Building New Houses of Mourning

In these virtual and physical settings that dominate our common spaces, it’s easy to become intoxicated by the endless spectacles and enticements these settings provide. Houses of mourning can help us return to sobriety by creating space for death in our existential calculus. These houses show that optionality has limits. There the buzz of feasting wears off, and sober-mindedness begins to settle in. Houses of mourning allow us to see hyperreality for what it is: fake. They enable us to begin asking questions beneath life’s surfaces and become seekers, not just consumers.

Solomon lived at the peak of Israel’s glory. He had few worries.
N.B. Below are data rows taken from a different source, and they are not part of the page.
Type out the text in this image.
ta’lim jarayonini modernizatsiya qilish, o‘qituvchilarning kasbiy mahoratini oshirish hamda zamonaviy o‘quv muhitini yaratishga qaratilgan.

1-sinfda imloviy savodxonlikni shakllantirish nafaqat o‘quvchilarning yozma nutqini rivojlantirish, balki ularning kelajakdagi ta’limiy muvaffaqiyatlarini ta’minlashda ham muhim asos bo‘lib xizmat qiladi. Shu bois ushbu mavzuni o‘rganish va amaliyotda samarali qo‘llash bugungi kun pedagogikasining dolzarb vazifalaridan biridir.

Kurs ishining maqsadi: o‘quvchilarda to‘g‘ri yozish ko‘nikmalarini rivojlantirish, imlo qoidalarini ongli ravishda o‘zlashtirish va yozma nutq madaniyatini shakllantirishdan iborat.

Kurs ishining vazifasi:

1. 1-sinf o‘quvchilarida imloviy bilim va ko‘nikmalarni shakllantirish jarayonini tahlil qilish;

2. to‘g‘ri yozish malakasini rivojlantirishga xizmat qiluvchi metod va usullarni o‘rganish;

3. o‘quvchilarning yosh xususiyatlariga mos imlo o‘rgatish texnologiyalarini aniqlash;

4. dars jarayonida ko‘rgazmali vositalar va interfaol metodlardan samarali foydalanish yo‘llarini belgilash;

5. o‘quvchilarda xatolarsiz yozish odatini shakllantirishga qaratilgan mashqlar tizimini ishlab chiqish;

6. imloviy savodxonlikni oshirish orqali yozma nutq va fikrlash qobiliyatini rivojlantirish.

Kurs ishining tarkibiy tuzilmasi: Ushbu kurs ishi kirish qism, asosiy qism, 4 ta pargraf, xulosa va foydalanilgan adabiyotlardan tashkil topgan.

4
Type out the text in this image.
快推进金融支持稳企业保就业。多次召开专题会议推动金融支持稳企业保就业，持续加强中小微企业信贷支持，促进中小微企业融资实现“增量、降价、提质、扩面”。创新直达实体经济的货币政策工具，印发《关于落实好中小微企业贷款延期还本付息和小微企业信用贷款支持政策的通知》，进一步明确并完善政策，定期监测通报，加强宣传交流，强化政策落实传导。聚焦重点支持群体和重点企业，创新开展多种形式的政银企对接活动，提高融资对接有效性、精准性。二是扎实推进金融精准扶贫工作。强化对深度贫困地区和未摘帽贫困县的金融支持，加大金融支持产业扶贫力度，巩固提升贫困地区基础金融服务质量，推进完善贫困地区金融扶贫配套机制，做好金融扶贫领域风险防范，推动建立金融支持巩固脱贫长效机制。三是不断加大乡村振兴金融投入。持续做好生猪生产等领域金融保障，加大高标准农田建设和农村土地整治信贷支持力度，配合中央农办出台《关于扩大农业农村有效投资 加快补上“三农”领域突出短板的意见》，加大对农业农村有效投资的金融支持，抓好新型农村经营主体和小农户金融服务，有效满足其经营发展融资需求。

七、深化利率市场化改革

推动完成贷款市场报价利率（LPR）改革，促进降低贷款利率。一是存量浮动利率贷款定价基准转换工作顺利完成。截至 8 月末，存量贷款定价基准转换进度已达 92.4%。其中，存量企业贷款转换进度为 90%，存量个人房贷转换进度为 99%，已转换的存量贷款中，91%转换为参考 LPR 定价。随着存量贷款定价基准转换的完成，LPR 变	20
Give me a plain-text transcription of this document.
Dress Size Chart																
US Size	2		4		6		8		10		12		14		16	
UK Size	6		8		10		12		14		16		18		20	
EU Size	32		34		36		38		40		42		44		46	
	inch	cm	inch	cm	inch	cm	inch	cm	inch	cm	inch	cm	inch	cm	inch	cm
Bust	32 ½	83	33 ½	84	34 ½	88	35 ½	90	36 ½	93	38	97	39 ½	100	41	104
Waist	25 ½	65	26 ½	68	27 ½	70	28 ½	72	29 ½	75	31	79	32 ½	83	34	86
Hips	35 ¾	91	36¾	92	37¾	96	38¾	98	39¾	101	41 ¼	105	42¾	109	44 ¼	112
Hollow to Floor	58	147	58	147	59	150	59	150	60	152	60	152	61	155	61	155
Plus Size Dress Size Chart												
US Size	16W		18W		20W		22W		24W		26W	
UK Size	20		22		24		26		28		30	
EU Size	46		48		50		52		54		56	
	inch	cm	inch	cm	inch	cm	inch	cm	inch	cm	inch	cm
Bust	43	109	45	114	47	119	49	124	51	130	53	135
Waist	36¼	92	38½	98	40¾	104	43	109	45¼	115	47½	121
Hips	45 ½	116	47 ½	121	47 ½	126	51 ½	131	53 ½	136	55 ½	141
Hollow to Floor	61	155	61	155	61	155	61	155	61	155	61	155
How different from his father who lived in caves, out of sight from a murderous king who wanted his head. David did not have to walk into a house of mourning because he lived in one. Solomon, on the other hand, was enthroned in a house of feasting. At one point, he realized that if he wanted something more, something real, he had to dwell in a different house. Herein lies the challenge. He is like many of us today, living in advanced economies. Options. Most of us are more Solomon than David. The question is what will we do? Where will we go?

We are still living through a pandemic, and many of us are suffering or have suffered. Options have been diminished even for those with means. If Ecclesiastes 7:2 is correct, we would do well to dwell in the reality of suffering a bit longer. Why? Because we would learn that we are finite, limited, and bound beings—no matter how much we exaggerate and stretch.

Only after we see these realities can we begin to order our lives and loves. We become more human not when we imagine we have endless options, but when we accept our limitations and still choose to make the most, be the best, and serve the least. This medicine is bitter, but our humanity can shine only when it’s rooted in reality.